NationalismOpinion

Does Kashmir now require the KPS Gill Model?

KPS Gill was known as the ‘supercop’ for his role in finishing Khalistan militancy in Punjab. Khalistani terrorists demanded a separate state, and used violence as the tool to force their demand.

The situation in Kashmir today is beginning to look very similar to what it was in Punjab in the 1980’s and 1990’s. Khalistan militants began targeting officers of the Punjab police so as to create a fear in their minds and demoralise them.Between May 1987 and April 1988, they killed 109 policemen in the state. A similar trend is on display in Kashmir.

In May, Lt Ummer Fayyaz was kidnapped, torture and killed in Shopian. Then, on 16 May, six policemen were murdered and mutilated in Anantnag. Then came the lynching of DSP Ayub Pandith. He was dragged, beaten and stoned to death by a rowdy mob outside the Jamia Masjid in Nowhatta. All these heinous incidents point out to the fact that terrorists in the state are adopting a similar strategy as implemented by Khalistani militants.

The local police are the backbone of all anti-terrorism activities. They are the eyes and ears on the ground. They have deep local contacts; they know the terrain, the demographics, areas that are most volatile. They are the source of intelligence for the Army.

Targeting the police is being done with the motive to instil a strong sense of fear in them and discourage them from carrying out their duty. In Punjab, the violence against police officers had reached such a point where mid-level police officers refused to interrogate captured terrorists and home guards surrendered their weapons before terrorists. This is exactly what local and Pakistan-sponsored terrorists want in Kashmir.

Another motive of such attacks is to dissuade Kashmiris from joining the security forces. Their joining the forces is a slap on the face of separatists and the Pakistani establishment who continuously claim that Kashmiris are being harassed under Indian rule.
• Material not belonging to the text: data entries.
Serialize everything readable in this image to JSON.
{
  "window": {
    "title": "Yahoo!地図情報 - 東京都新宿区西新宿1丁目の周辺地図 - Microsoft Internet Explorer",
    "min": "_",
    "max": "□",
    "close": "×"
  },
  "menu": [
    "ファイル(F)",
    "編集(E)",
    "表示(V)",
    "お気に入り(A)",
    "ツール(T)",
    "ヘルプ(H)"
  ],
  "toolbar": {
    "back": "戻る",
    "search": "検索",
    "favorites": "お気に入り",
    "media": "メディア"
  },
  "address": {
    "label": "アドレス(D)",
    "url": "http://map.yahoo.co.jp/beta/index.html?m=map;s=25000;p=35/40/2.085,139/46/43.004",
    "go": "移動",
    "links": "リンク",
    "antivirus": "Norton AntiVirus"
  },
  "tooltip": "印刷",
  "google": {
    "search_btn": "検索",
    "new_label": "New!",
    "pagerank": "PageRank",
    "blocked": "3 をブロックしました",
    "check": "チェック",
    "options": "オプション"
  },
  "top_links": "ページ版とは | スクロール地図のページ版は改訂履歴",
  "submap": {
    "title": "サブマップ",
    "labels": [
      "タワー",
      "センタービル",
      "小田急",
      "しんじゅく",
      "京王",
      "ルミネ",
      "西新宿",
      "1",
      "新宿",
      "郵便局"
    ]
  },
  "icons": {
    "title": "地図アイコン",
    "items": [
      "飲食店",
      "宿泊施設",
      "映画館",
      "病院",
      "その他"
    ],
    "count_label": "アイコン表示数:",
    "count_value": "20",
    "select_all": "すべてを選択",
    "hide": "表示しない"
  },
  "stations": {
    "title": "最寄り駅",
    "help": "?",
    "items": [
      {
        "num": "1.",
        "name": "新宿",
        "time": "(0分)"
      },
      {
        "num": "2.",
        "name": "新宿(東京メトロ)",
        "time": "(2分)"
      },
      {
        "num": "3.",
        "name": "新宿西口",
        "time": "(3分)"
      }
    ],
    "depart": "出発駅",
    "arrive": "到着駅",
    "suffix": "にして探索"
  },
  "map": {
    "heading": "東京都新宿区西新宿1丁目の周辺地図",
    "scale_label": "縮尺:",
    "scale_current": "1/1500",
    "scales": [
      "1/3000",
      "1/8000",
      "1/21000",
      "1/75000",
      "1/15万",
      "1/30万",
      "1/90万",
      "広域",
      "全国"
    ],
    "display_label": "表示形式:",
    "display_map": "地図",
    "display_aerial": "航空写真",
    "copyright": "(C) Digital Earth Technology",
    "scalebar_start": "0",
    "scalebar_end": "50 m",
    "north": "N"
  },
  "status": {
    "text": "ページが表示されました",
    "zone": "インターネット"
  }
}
As the onslaught on Kashmiri police officers rises and gets more merciless, it is of absolute importance that the police are allowed a firm hand to deal with the terrorists. The government – both at the centre and the state – needs to stand firmly with the local police.

India can’t afford to let the police lose this battle. The consequences could be far-reaching if the police get subdued by terrorists. The Army is on a never-seen-before offensive in the state, and the police need to be given the same unconditional support. This is why there’s a general feeling that the KPS Gill model needs to be implemented to thwart this plot of anti-India forces.